Parmi les nombreuses cérémonies bouddhistes, il en est une lors de laquelle les prêtres circulent dans l’espace de cérémonie en récitant le Sûtra, tout en épandant des pétales afin de bénir les esprits défunts. C’est le « Sange » – 散華, dont la traduction littérale du japonais signifie « épandage de pétales » (San – 散 = épandage ; Ge – 華 = pétales). Originellement, des fleurs et pétales de lotus frais étaient utilisés. Ils sont désormais remplacés par des papiers de couleurs en forme de pétales de lotus, dispersés dans le hall principal du temple. L’association de la récitation solennelle, de la danse des pétales et, à l’origine, de l’odeur de lotus frais, parle aux cœurs des gens, en faisant appel à leurs sens auditif, visuel et olfactif, et les transporte ainsi, au point culminant de la cérémonie, dans une atmosphère fantastique et pleine de magie.

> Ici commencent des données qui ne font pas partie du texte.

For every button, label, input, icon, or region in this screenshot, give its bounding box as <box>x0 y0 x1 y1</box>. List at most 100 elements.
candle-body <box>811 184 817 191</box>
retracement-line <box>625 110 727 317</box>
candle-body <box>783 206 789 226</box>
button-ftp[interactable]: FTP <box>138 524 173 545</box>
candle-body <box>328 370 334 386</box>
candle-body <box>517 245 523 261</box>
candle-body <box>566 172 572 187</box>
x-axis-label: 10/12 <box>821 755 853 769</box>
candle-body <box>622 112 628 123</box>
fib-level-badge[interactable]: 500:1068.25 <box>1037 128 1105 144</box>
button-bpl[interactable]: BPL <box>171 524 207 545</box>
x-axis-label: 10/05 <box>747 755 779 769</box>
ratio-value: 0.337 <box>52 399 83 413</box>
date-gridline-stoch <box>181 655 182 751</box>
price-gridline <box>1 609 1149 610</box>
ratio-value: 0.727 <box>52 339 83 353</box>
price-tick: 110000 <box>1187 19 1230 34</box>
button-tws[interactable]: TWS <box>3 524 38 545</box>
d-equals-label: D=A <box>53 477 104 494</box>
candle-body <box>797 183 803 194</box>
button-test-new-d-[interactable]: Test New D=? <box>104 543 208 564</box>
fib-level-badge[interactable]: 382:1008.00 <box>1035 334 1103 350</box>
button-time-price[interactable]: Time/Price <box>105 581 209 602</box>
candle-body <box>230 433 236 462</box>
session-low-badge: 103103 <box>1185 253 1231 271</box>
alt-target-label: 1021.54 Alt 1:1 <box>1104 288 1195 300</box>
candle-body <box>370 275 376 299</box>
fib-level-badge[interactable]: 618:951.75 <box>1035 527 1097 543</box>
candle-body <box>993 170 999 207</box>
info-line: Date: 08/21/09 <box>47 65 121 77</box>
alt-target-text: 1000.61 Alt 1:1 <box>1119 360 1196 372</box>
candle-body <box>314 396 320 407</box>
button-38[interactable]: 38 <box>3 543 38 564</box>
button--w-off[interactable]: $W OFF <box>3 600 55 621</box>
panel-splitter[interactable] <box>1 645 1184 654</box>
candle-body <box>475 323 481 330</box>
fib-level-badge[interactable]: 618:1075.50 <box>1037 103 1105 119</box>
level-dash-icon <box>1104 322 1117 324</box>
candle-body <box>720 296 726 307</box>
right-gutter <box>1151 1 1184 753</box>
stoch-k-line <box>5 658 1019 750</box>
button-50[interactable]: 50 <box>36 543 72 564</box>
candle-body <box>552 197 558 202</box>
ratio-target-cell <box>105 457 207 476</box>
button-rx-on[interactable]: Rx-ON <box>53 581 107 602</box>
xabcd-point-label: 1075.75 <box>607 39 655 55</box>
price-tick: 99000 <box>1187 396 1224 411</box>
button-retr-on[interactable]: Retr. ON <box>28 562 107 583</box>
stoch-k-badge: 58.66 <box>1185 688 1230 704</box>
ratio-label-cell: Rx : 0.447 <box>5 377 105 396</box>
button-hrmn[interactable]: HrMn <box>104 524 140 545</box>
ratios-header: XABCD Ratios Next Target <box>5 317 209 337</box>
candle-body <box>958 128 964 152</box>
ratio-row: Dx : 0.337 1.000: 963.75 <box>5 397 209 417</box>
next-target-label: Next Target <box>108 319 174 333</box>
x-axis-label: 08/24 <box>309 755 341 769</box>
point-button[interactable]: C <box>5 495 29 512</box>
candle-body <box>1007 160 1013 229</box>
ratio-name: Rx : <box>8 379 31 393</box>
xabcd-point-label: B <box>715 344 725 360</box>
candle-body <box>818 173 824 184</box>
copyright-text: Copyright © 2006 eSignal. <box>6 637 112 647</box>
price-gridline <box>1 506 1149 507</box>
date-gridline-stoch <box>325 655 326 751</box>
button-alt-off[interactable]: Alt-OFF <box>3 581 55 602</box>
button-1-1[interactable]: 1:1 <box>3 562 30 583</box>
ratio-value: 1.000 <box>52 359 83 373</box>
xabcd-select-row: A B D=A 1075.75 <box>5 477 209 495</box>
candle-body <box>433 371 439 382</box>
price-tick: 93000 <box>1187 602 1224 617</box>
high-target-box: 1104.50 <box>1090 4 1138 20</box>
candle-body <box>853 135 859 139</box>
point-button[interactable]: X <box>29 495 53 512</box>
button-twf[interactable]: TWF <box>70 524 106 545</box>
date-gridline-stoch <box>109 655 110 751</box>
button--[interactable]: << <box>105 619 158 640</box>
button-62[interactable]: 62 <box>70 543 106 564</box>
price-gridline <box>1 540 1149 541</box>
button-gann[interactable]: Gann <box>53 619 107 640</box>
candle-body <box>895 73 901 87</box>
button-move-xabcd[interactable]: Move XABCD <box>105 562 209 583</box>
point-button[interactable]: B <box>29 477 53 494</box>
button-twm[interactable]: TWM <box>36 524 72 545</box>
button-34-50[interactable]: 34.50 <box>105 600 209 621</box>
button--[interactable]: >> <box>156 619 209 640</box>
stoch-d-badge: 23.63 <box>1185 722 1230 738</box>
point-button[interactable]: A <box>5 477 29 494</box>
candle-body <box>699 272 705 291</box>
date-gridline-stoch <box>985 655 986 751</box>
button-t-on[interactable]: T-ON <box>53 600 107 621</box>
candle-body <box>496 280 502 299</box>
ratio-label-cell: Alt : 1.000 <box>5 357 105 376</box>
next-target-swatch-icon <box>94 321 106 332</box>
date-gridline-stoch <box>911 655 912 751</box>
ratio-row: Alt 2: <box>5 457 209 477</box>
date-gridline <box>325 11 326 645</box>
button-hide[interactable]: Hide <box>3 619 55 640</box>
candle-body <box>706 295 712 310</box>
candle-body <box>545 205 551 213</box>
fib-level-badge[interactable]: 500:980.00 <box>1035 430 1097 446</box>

Yoshihisa Taïra, qui fut mon premier professeur de composition, disait « qu’un chef-d’œuvre est comme un polyèdre qui nous apparaît toujours différemment en fonction de l’angle sous lequel nous le regardons et dont l’état évolue sans cesse et de manière progressive ». Dans sa fascinante pièce Hiérophonie V, écrite pour les Percussions de Strasbourg, il nous transporte au moyen de peu de matières, choisies très soigneusement, dans un univers musical profond, riche et vivant, à travers la magie des sons. Dix ans après sa disparition, Sange est ma propre vision de son polyèdre. M’appuyant sur la forme de Hiérophonie V, j’ajoute une dimension olfactive représentée par la fragrance de l’émanation volatile des sons produits par les six musiciens, et une évolution des matières sonores. Sange utilise principalement l’instrumentarium et l’implantation de Hiérophonie V, et s’inspire de deux de ses idées fortes musicales. L’ostinato du tambour de bois à la fin de Hiérophonie V est ainsi un des matériaux qui sert de point de départ à la constitution de l’espace sonore de Sange. L’énergie percutante du geste est cependant restituée ici sans utilisation de la voix (à laquelle avait recours Taïra). Les nombreux nouveaux modes de jeux et leurs combinaisons, ainsi que la création de couches sonores diverses suivant plusieurs trajectoires dans l’espace, donnent une dimension quasi électroacoustique à la pièce. La composition est un travail très intellectuel mais doit également nourrir le cœur et l’esprit. «U ne pièce doit être très instinctive », disait Yoshihisa Taïra, et Sange est un organisme qui prend vie grâce aux énergies sonores produites par les Percussions de Strasbourg, et dont le désir est de nous guider vers le moment magique de la joie infinie.
Malika Kishino, note de programme du concert ManiFeste du 25 juin 2022 au Centquatre-Paris.